CEOs Weigh Challenge of Recalling Workers During Pandemic
The Covid-19 pandemic is a crisis at both the personal and corporate level.
Having sent most of their employees to work from home since March, banks are now making plans to gradually re-integrate them into their old work environment. Doing so while infection rates are still high – and in some locations, still rising – is a human resource challenge unlike any faced in the modern corporate era.
Can banks bring their employees back to the workplace and keep them safe – and are they ready to come back?
I’ve had this conversation with a number of bank CEOs and senior executives in recent months; they all treat office worker repatriation as a serious issue that demands a thoughtful and careful approach. To a person, they express reluctance to force employees to return to an office environment if they fear there is a greater chance of being infected there than in their own homes.
And since all of their banks have operated with a distributed work force for three months or more with little – if any – decline in productivity, there’s no sense of urgency to immediately pull everyone back to the office.
Large banks that operate from office towers in big cities may face the biggest logistical challenges in bringing people back.
In an interview for my story in the third-quarter issue of Bank Director magazine – “Surviving the Pandemic” – Bill Demchak, chairman and CEO at Pittsburgh-based PNC Financial Services Group, gave voice to the cautiousness that many bank leaders feel.
Demchak says his executive team has discussed the timing of when PNC might reopen its 33-story office tower in downtown Pittsburgh. “Should we start bringing people back sometime in June, given that the government says it’s okay?” he asks. “We ultimately decided not to.”
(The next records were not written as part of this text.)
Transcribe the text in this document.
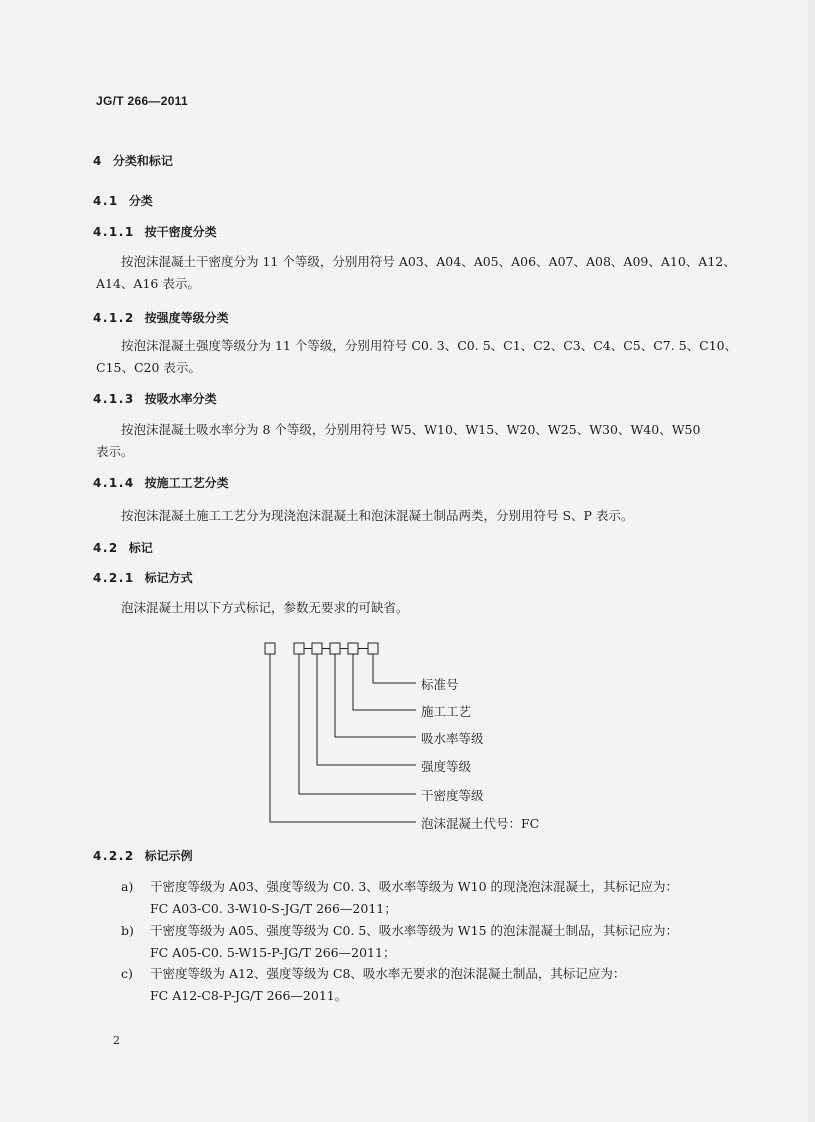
JG/T 266—2011
4 分类和标记
4.1 分类
4.1.1 按干密度分类
按泡沫混凝土干密度分为 11 个等级，分别用符号 A03、A04、A05、A06、A07、A08、A09、A10、A12、
A14、A16 表示。
4.1.2 按强度等级分类
按泡沫混凝土强度等级分为 11 个等级，分别用符号 C0. 3、C0. 5、C1、C2、C3、C4、C5、C7. 5、C10、
C15、C20 表示。
4.1.3 按吸水率分类
按泡沫混凝土吸水率分为 8 个等级，分别用符号 W5、W10、W15、W20、W25、W30、W40、W50
表示。
4.1.4 按施工工艺分类
按泡沫混凝土施工工艺分为现浇泡沫混凝土和泡沫混凝土制品两类，分别用符号 S、P 表示。
4.2 标记
4.2.1 标记方式
泡沫混凝土用以下方式标记，参数无要求的可缺省。
标准号
施工工艺
吸水率等级
强度等级
干密度等级
泡沫混凝土代号：FC
4.2.2 标记示例
a) 干密度等级为 A03、强度等级为 C0. 3、吸水率等级为 W10 的现浇泡沫混凝土，其标记应为：
FC A03-C0. 3-W10-S-JG/T 266—2011；
b) 干密度等级为 A05、强度等级为 C0. 5、吸水率等级为 W15 的泡沫混凝土制品，其标记应为：
FC A05-C0. 5-W15-P-JG/T 266—2011；
c) 干密度等级为 A12、强度等级为 C8、吸水率无要求的泡沫混凝土制品，其标记应为：
FC A12-C8-P-JG/T 266—2011。
2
Demchak lists some of the many considerations. The bank would have to partition off sections of the floor space in Plexiglas to maintain social distancing. The software running the elevators would have to be reprogramed to control the flow of people to upper floors, and the small number of people who would be allowed in each car would have to stand facing the interior walls to protect themselves. Seventy percent of PNC employees in the tower also commute on mass transit, which would increase their risk of infection. And since most summer camps in the Pittsburgh area have been cancelled because of the coronavirus, pulling people back into the office would create an immediate child care issue for many.
There are advantages to having your people in the same place. “You get knowledge transfer; people learn new skills and you maintain the culture of behavior and norms that we want to promote as a firm,” Demchak says. “I don’t know that you get any of that by bringing 30% of the senior people back and ticking them off by surrounding them with Plexiglas and making them ride the elevators backwards.”
Fifth Third Bancorp in Cincinnati has already begun to repatriate some of its employees to their old office locations. About half of the bank’s 22,000 workers remained onsite, either in the branches or operations centers, during the pandemic.
The plan is to bring back the remaining 11,000 in three phases, according to Chairman and CEO Greg Carmichael, beginning with an initial 1,000 in phase one who are onsite now, working in social distancing arrangements. “We want to learn, make sure that’s going to go as well as we would expect it to,” he says. “There’s signage that’s required, how many people in an elevator, how many people in a bathroom, food service, all those types of things.” The remaining 10,000 will be brought back in the next two phases. Fifth Third is following recommendations from the Centers for Disease Control and Prevention for Covid-19 workplace health and safety, and going beyond them in some instances.
The bank also had to stock up on large quantities of personal protective equipment, and anyone who has tried to purchase facemasks and hand sanitizers knows they are hard to come by even in small numbers. “We’ve got the hand sanitizers. We’re doing the wipe downs of the workstations, and we’ve got face coverings for all 11,000 employees,” Carmichael says.
The bank has also established an employee hotline to report violations of the new safety rules. “If someone sees a situation they’re not comfortable with, we have a hotline they can call immediately and we’ll address it immediately,” Carmichael says. “We want our employees to know that their safety is job one for us, and making sure we’re protecting them the best we can.”
It’s likely that not every employee will want to return to their old office. “The people that I talk to are really in fairly diametrically opposed camps right now,” says Darren King, the chief financial officer at M&T Bank Corp. in Buffalo, New York. “There’s the crowd that says, ‘I love working from home. I never want to go back to the office.’ And there’s an equally passionate crowd that says ‘As soon as the office is open, let me in. I want out of my house.’”
The trick will be offering flexibility to those employees who prefer to remain home-based, while keeping the office crowd safe. Like most banks, the majority of M&T’s staff have been working remotely through the pandemic; because productivity hasn’t suffered, it may be a matter of choice for some.
“We would not force anyone who’s uncomfortable and able to work from home to come back,” King says.